The temple is located midway between Dallas/Fort Worth and Austin, an area that contains 2.8 million people, all within 2.5 hours of reach. The temple has a population of 82,000 in a rapidly growing regional employment hub of 450,000 residents. Such places are increasingly important for such large-scale development. Land available at low cost within easy range of areas with large populations is a magnet for companies like Meta.
Meta’s hyperscale data center is scheduled to be online by 2024. The construction is expected to employ 1,250 workers over the next two years and create 100 operational jobs after completion. The data center will support all of Meta’s apps and services, including Facebook, WhatsApp, Instagram and Meta Quest. The company will also use this feature to accommodate the growing number of photos and videos being shared.
The $800 million facility at Temple is Meta’s 17th data center in the US, and its second in Texas. The company broke ground on a new facility in Fort Worth in 2015 and brought it online in 2017. It has since grown to an investment of $1.5 billion, covering more than 2.6 million square feet on 150 acres. In addition to Temple’s announcement, Meta also announced plans for a new data center in Kansas City, bringing the company’s investment in US data facility construction to more than $16 billion.
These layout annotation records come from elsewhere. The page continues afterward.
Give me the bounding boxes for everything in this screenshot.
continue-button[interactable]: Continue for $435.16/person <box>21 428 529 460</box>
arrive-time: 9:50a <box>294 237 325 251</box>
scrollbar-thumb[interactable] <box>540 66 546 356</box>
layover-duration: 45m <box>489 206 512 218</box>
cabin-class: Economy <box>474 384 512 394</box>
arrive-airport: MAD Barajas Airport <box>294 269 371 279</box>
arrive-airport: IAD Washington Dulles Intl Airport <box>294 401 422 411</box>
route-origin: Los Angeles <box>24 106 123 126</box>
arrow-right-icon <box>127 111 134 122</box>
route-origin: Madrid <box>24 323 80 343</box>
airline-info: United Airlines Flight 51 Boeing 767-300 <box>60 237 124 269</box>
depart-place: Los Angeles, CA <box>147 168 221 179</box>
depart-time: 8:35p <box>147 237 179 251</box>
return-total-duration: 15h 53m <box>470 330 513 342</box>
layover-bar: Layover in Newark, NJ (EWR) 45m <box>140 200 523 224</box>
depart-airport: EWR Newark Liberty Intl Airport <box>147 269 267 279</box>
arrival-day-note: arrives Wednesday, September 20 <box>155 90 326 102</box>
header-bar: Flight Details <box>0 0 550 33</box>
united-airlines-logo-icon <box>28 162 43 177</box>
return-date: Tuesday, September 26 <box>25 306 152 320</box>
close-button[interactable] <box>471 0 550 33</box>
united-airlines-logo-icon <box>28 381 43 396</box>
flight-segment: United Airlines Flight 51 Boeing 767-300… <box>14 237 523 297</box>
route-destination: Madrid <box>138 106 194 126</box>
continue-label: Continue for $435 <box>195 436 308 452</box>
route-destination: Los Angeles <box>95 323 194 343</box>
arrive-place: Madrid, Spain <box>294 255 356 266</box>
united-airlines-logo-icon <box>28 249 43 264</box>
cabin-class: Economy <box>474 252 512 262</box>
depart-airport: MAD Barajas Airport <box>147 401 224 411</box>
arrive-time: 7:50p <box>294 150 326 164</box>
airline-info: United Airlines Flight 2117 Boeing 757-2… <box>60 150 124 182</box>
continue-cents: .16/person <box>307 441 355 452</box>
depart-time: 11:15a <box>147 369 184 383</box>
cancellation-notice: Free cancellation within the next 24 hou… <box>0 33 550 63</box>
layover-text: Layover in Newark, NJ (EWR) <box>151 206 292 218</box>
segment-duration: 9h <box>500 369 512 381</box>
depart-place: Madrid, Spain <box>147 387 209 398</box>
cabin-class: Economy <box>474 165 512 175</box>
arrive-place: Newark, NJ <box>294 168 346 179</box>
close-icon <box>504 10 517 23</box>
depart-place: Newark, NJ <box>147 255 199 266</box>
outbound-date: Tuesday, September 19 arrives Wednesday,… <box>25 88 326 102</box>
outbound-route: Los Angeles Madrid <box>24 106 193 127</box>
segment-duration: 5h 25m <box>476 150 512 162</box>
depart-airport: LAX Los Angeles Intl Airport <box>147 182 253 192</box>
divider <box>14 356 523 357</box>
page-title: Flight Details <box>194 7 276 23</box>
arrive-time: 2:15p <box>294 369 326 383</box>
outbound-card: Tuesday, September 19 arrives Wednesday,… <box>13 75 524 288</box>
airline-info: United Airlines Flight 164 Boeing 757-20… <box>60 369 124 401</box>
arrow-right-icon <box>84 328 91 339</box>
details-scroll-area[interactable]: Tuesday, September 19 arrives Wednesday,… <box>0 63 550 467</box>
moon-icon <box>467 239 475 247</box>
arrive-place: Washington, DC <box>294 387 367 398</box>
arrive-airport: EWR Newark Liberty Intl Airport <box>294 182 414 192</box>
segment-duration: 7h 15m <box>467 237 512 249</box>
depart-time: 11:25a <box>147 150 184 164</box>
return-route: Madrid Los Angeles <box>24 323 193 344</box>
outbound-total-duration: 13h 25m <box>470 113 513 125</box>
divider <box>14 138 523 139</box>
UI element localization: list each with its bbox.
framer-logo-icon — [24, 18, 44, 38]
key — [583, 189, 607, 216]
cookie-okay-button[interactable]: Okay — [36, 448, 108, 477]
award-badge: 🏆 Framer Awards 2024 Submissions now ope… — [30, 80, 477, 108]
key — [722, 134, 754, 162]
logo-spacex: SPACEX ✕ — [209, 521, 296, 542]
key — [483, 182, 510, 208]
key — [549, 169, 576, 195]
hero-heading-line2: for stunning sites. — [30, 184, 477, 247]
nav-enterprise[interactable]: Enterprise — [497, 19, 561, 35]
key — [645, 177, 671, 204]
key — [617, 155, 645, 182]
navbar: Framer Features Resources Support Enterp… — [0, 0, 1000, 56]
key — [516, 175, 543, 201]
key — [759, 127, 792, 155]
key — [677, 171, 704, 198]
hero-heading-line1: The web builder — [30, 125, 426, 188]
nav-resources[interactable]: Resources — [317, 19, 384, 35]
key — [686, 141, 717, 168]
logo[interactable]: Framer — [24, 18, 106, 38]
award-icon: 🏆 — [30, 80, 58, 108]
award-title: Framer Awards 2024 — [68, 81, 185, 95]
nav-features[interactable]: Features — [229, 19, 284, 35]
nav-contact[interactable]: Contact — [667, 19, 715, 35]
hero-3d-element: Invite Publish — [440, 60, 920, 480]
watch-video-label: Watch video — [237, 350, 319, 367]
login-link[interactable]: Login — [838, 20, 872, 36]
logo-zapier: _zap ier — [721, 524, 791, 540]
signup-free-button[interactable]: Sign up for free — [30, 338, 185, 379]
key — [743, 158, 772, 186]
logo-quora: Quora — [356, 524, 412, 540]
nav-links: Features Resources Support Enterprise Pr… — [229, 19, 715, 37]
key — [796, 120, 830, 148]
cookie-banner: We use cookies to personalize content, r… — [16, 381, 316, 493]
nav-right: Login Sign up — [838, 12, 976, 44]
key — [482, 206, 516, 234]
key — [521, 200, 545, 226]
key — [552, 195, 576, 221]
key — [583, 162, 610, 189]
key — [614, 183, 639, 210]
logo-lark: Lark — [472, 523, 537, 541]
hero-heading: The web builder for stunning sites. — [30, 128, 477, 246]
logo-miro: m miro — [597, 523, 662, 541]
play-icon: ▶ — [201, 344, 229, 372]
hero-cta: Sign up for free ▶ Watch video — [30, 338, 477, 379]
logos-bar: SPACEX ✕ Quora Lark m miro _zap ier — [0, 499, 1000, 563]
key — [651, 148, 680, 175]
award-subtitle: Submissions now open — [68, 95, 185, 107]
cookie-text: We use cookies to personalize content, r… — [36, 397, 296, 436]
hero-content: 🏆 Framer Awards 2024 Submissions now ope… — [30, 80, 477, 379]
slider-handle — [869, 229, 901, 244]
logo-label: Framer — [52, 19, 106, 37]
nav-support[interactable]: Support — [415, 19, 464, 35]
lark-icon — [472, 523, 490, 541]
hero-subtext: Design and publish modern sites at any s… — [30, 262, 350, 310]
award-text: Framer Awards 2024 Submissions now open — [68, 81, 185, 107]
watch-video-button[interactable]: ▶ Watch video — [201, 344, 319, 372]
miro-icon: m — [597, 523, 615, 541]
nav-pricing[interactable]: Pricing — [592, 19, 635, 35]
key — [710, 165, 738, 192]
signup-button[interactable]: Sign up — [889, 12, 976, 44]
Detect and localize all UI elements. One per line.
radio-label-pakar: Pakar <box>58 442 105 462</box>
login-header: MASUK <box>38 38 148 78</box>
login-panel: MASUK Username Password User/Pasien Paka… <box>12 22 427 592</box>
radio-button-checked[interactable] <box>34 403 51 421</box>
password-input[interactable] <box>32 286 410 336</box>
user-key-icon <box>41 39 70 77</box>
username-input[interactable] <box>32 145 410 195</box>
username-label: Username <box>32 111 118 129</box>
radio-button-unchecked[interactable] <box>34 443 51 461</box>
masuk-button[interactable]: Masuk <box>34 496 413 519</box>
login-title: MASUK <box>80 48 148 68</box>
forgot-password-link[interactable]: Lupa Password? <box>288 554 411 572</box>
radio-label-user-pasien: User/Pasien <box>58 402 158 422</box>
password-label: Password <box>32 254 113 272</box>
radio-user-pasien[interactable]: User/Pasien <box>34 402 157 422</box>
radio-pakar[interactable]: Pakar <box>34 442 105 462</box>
In keeping with META’s practice across all of its facility operations, the company says the Temple Hyperscale data center will be backed by 100 percent renewable energy. Meta has a practice in adding renewable energy to the local grid at all of its data center locations. In fact, it has already invested more than 700 MW of new wind and solar power in Texas alone.
Meta claims to build and operate some of the most sustainable data centers in the world. The company says its data facilities use 32 percent less energy, have achieved net-zero carbon emissions and are LEED Gold level certified. They are on average 80 percent more water efficient than the industry standard, with the goal of shedding more water than they consume by 2030.
This latest announcement from Meta is part of a bigger picture that sees the state of Texas as a major destination for high-profile technology. Some of this investment is encouraged by tax incentives. In the case of the Temple Hyperscale Data Center, META will receive a partial property tax exemption for 10 years from the city and Temple Economic Development Corp.
But Texas’s allure is more than just offering tax breaks, said Adrian Kennedy, president and CEO of Temple Economic Development Corporation.
“Texas was recently named the top state in the country for tech worker migration. When you combine this with Temple’s low cost of doing business and central location among major markets, it creates an incredible competitive advantage for our region.”
Katie Comer, Community Development Regional Manager at META, said the temple’s established infrastructure, strong talent pool and supportive community partners were other attractive attractions.
“Community partners have been instrumental to this project, and we look forward to calling the temple home for many years to come.”
The temple is looking to the future, and provides investment and employment opportunities for the city of Meta, Candy said.
“Our goal has always been to diversify our economic base.”
He explained that META’s impact on the community would not only create jobs but allow the city to continue its investments in schools, non-profits and community projects.
“This growth is something we are very much looking forward to. It really is the backbone of the future of our community.”
The enthusiasm being expressed by META and its community partners about the future prospects for the temple was echoed by Texas State Representative Hugh Shine.
“It is exciting to us in the community to be able to partner and work with a company that is truly at the leading edge.”